In a military community: What is the liability of an advocate who maintains confidentiality for a victim, when a second person is victimized, and learns that the perpetrator was "known" to the command. Can the second victim claim that s/he had a right to the confidential information in order to protect herself?
1.  April C
 The DOD has revised its Military Response to Sexual Assault Victims program. It can be accessed at http:www.sapr.mil Included are links to the Army Prevention and Response Program and Navy Victim Intervention Program.
2.  Jessica
 Another resource re: victims and the military is The Miles Foundation, an advocacy organization that serves victims on issues relating to inter-personal violence and the military. They can be reached at P.O. Box 423, Newtown, CT 06470-0423Telephone: 203.270.7861email: Milesfdn@aol.com or milesfd@yahoo.com
3.  Doug Beloof
 This is a good question the answer to which requires more information and more research on my part. Mliitary has its own particular liability rules and is immune as a general rule from civil suit. Please contac ncvli.org go to ncvli.aid and the lawyers will seek the answer for you.
I'm a victim advocate and am seeing jurors now looking at the victim of a sex crime as they should be looking at the Defendant. It takes time getting case to Court, sometimes longer than usual, and jurors are blaming victim and acquitting defendants. Any suggestions for voir dire or opening statements for the ADA's?
1.  Doug Beloof
 Well if DA's arenn't engaging the victims in the debate about cultural biases against rape victims in voir dire they are not doing their job. My guess is that the Nat'l College of District Attorneys in Columbia S.C. has training materials on exactly this issue, if they do not I'm sure they can get them for you from elsewhere.
Dr. Beloof, are there any states / models we can look to that allow standing for direct victim representation in a criminal prosecution ?
1.  Doug Beloof
 Yes , there are. The new federal statute provides victims standing. For a complete explanation of this I have just authored a law review article on victims standing, which examines this in all jurisdictions in depth. For a copy go to ncvli.or then ncvliaid and request it.
I am an on-call victim advocate for a crisis center in Lincoln, NE. When I respond to a sexual assault call at the hospital, the Sexual Assault Nurse Examiner always asks me to sign as witness to consent for the exam. I'm a little concerned about signing, re: confidentiality. What is the correct protocol for this?
1.  Doug Beloof
 Like you I think a better practice would be to have a member of the hospital staff sign the consent. Your name on such a form simply expands the possibilities that you will be subpoenaed as a witness at trial.

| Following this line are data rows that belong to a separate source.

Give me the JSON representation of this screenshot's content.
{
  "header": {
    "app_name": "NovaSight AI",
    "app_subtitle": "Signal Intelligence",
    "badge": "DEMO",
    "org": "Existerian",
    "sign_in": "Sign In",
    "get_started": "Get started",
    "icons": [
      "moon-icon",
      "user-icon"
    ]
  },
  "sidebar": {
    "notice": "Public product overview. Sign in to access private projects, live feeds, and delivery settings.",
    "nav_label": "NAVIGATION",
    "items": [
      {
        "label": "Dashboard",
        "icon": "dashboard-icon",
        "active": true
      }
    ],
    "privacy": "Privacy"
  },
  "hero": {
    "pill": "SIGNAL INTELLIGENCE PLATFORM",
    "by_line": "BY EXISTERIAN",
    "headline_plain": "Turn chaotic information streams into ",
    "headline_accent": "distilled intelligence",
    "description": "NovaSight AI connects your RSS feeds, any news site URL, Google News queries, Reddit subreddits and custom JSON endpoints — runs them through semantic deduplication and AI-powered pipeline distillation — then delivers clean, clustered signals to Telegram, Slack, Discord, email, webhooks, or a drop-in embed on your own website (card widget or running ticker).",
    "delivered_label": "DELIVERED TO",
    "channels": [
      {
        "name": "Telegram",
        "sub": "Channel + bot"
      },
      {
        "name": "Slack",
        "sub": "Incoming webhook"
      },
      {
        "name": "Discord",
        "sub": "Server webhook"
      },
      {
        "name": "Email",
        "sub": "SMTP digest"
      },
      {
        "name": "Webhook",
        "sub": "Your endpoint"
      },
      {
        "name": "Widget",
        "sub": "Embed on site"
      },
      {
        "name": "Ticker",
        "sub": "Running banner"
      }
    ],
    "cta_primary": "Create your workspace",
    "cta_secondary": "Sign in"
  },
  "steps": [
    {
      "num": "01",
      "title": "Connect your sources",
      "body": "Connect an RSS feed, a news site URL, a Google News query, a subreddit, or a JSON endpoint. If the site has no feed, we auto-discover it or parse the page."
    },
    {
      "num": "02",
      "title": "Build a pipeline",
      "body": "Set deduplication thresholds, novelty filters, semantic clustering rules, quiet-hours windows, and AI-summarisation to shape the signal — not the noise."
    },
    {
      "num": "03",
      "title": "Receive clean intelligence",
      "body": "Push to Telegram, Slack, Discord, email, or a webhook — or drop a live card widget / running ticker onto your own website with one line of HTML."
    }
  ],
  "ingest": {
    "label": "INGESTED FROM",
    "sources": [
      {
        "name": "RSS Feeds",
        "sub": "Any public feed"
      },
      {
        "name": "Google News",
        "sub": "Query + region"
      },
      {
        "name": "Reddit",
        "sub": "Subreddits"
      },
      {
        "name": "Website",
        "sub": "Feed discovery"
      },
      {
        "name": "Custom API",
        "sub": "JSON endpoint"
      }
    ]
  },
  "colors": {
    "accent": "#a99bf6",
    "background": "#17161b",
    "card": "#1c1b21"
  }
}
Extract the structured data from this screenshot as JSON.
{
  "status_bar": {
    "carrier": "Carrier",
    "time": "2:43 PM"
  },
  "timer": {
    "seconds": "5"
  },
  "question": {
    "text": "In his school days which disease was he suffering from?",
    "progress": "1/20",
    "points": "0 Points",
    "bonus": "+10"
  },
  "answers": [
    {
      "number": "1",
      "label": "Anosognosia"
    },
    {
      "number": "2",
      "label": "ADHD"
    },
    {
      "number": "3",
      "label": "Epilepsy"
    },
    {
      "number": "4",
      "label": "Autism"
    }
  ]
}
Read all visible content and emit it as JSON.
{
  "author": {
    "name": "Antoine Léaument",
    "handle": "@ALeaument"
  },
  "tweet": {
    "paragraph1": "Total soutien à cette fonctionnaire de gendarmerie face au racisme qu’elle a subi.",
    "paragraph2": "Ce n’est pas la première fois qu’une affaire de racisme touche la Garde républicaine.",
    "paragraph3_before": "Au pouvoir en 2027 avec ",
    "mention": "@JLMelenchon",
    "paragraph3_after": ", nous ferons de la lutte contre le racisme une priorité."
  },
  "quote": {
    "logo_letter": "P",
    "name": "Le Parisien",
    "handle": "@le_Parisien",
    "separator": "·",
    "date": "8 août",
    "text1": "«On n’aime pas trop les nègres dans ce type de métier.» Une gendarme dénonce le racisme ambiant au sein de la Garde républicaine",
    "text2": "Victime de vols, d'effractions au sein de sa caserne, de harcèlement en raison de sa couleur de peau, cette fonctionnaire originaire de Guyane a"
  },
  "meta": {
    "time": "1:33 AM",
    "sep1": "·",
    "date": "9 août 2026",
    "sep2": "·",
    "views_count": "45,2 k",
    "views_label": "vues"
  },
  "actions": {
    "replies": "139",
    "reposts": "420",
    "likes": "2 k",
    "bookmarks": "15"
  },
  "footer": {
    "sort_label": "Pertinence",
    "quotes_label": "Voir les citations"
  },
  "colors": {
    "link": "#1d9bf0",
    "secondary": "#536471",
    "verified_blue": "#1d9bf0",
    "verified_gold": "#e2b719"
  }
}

In your opinion, what can be done to raise awareness of, and increase advocacy concerning, marital rape/sexual assault? Also, what do you see as being the the biggest barriers to societal recognition of martial rape/sexual assult as a serious issue and one that needs to be addressed?
1.  Doug Beloof
 Second question first, the biggest barrier is sexism in the culture, vestiges of laws making women the property of their husbands, and the failure to create any kind of educational effort that reaches middle school and high school students. First question, I think there needs to be a new commitment nationally to sexual assault issues. Unfortunately I think the impression among many is that rape shield laws and rape reform solved all the problems. This is not the case, many such laws remain hopelessly flawed. Really what is needed is a vigouous ntionally coordinated effort to invigorate new more advance reforms.